つまり、同じ会計年度内の全ての収入を1つのタックスリターン手続きで申告します。 複数の職に就いていたとしても、仕事ごとに申告するのではなく、同じ会計年度の全ての収入を一回のタックスリターンで申告します。オーストラリアの会計年度は7月から6月です。

 

タックスリターンの手順

以下の手順に従って、タックスリターン手続きをしましょう。それぞれの手順のは以下の通り。

  • ステップ 1 タックスファイルナンバーの取得
  • ステップ 2 自分のタックスファイルナンバーを雇用主に伝える
  • ステップ 3 会社に給与の締めをしたか確
  • ステップ 4 タックスリターン申告手続き(毎年7月から)

 

銀行口座の「利息」も収入

タックスファイルナンバーと同じく、働くなら必ず用意しておかなければいけないオーストラリアの銀行口座。ANZ の Progress Saver、Online Saver、Commonwealth BankのNet Saver、Goal Saver、NABのSaving Account のような銀行口座にお金を入れていると、勝手に増えていることがあります。この増えた部分を「銀行利息」といいます。
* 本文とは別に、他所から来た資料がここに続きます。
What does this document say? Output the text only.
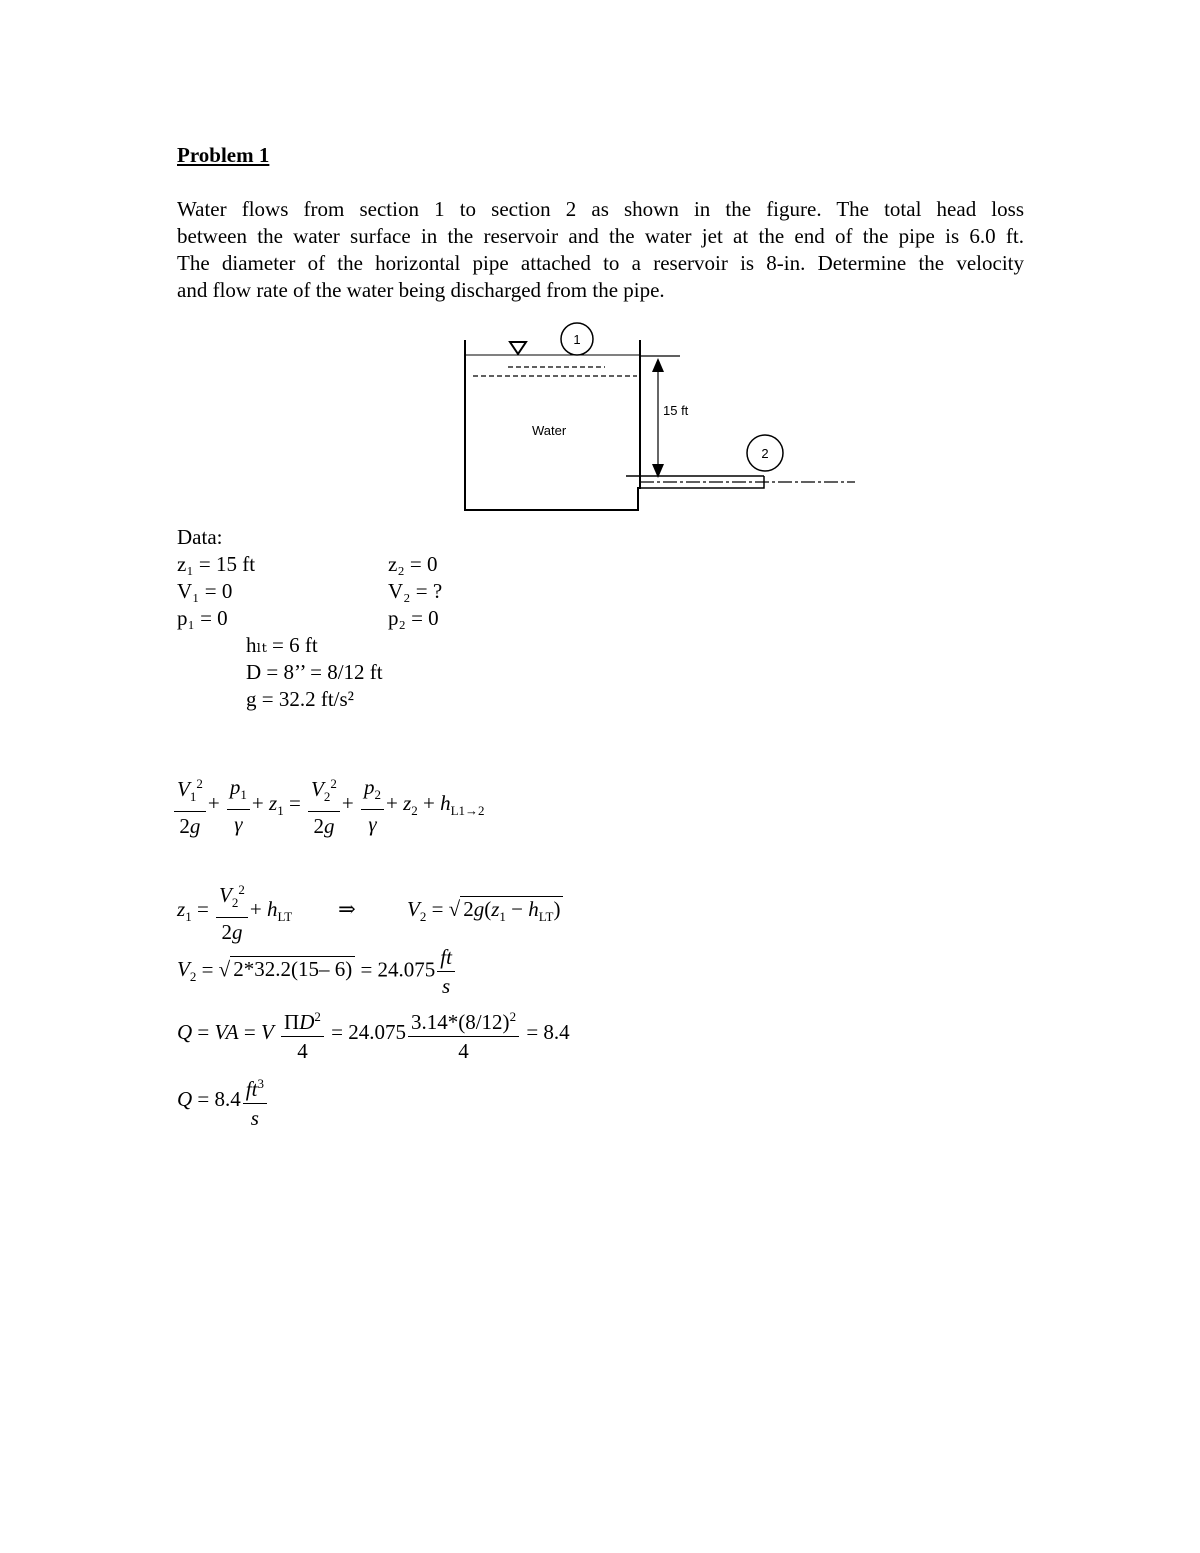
Problem 1
Water flows from section 1 to section 2 as shown in the figure. The total head loss
between the water surface in the reservoir and the water jet at the end of the pipe is 6.0 ft.
The diameter of the horizontal pipe attached to a reservoir is 8-in. Determine the velocity
and flow rate of the water being discharged from the pipe.
Water
15 ft
1
2
Data:
z₁ = 15 ft	z₂ = 0
V₁ = 0	V₂ = ?
p₁ = 0	p₂ = 0
hₗₜ = 6 ft
D = 8’’ = 8/12 ft
g = 32.2 ft/s²
$\frac{V_1^2}{2g} + \frac{p_1}{\gamma} + z_1 = \frac{V_2^2}{2g} + \frac{p_2}{\gamma} + z_2 + h_{L1\to 2}$
$z_1 = \frac{V_2^2}{2g} + h_{LT}$ ⇒ $V_2$ = √ $2g(z_1 - h_{LT})$
$V_2$ = √ 2*32.2(15– $6) = 24.075 \frac{ft}{s}$
Q = VA = V $\frac{\Pi D^2}{4} = 24.075 \frac{3.14*(8/12)^2}{4} = 8.4$
$Q = 8.4 \frac{ft^3}{s}$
給与ではありませんが、この銀行利息も収入ですのでタックスリターンで申告しなくてはなりません。銀行利息額はインターネットバンキングか銀行窓口で調べられます。インターネットバンキングのどこかに Interest(銀行利息)のページがあります。そこに Interest Summary というのがあり、その金額が一年で稼いだ利息額となります。、8月半ば以降であれば、国家資格を持つ登録税理士であるEzy Tax Solutions Japan で確認できることがほとんどです。また、銀行には自分のタックスファイルナンバーを必ず伝えましょう。

ステップ 1

タックスファイルナンバーの取得

タックスファイルナンバーって何?

タックスファイルナンバーとは、オーストラリアで生活する人に「1人につき1つ」発行される納税者番号です。ビザの種類などに関係なく1つの番号を一生使いますので、タックスファイルナンバーが記載された書類は必ず保管しておきましょう。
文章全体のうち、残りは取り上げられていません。